Born and raised in Toronto, Rebekah received her Honors Bachelor of Arts in Humanities Studies and Literature (2008) at the Thomas More College of Liberal Arts (New Hampshire, USA). She completed part of her undergraduate studies at TMC’s Rome campus, focusing on Classical Studies, Art and Architecture, and Theology. She received her Master’s (2009) and Ph.D. (2015) in Victorian and Twentieth-Century British and Irish Literature, under the supervision of Dr. D.M.R. Bentley, at the University of Western Ontario. Completing her doctoral work with the support of a Kuyper Centre Fellowship and a series of Ontario Graduate Scholarships, Rebekah focused on the emergence of boredom as an aesthetic, philosophical, and affective question and problem in the art and writings of the Pre-Raphaelites and their affiliate circles. She is currently preparing her dissertation as a monograph.

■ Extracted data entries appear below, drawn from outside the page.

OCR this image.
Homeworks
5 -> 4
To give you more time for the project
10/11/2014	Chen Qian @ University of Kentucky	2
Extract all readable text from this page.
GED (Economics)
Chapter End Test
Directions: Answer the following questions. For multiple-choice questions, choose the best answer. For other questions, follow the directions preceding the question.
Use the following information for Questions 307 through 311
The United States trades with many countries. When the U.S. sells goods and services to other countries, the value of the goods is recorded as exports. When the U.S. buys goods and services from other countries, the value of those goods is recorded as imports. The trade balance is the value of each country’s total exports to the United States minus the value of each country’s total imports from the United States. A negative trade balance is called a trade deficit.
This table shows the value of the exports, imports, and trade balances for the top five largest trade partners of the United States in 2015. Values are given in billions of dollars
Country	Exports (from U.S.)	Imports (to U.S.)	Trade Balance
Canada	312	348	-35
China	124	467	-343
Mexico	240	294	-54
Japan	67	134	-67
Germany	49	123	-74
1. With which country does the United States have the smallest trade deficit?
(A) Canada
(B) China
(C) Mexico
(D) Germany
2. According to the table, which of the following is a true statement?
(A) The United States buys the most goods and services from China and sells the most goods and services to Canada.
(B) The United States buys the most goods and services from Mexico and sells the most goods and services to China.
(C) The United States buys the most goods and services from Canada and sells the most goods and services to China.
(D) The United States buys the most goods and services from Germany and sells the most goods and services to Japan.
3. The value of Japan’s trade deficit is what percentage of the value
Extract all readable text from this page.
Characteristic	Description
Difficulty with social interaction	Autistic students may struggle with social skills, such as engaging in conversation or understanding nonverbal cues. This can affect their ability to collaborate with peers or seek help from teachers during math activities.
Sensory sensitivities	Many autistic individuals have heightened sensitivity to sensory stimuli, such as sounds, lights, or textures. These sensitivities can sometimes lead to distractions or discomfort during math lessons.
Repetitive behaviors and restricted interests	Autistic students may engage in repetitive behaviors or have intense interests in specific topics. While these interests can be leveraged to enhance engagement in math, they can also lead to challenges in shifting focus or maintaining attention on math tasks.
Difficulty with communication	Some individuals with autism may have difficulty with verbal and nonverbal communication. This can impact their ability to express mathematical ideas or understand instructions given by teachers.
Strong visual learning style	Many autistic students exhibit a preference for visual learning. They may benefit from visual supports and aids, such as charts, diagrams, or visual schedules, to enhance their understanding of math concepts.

Rebekah has published in The Journal of Pre-Raphaelite Studies, Convivium: Faith in Our Common Life and elsewhere on topics including Christina Rossetti and the Pre-Raphaelites; Gerard Manley Hopkins’s theology of communication; and Dietrich von Hildebrand. For the past three years Rebekah held an Assistant Professorship in Literature at Our Lady Seat of Wisdom College (Barry’s Bay, Ont.), teaching on a wide range of works, from The Book of Job to Dante, from Utopia to contemporary film. She is occasionally a visiting Tutor, on the English Catholic Literary Revival, for The Centre for Faith and Culture’s university summer program in Oxford, UK. Broadly speaking, her research focuses on Victorian and Twentieth-Century Literature and on intersections between theology, imagination, and culture.

Peter O’Hagan

Peter O’Hagan was raised in Scarborough and Wellesley, Ont., and is the eldest of four children. He was homeschooled throughout his elementary and high school career. He received his undergraduate degree at the University of St. Michael’s college (Specialist in Medieval Studies), graduating summa cum laude in 2009. He then received his Master’s in Medieval Studies at the Centre for Medieval Studies at the University of Toronto in 2010. He will defend his dissertation in June.

Peter has served as a teaching assistant and taught courses in medieval studies and Latin at the University of St. Michael’s College and in the Classics Department at the University of Toronto. His areas of study include medieval theology and biblical exegesis, Church history, medieval history, and Latin.

When not poring over twelfth-century manuscripts, he is a voracious reader of fiction, history, and theology, a ball-hockey goaltender, and an enthusiastic fan of the Toronto Maple Leafs.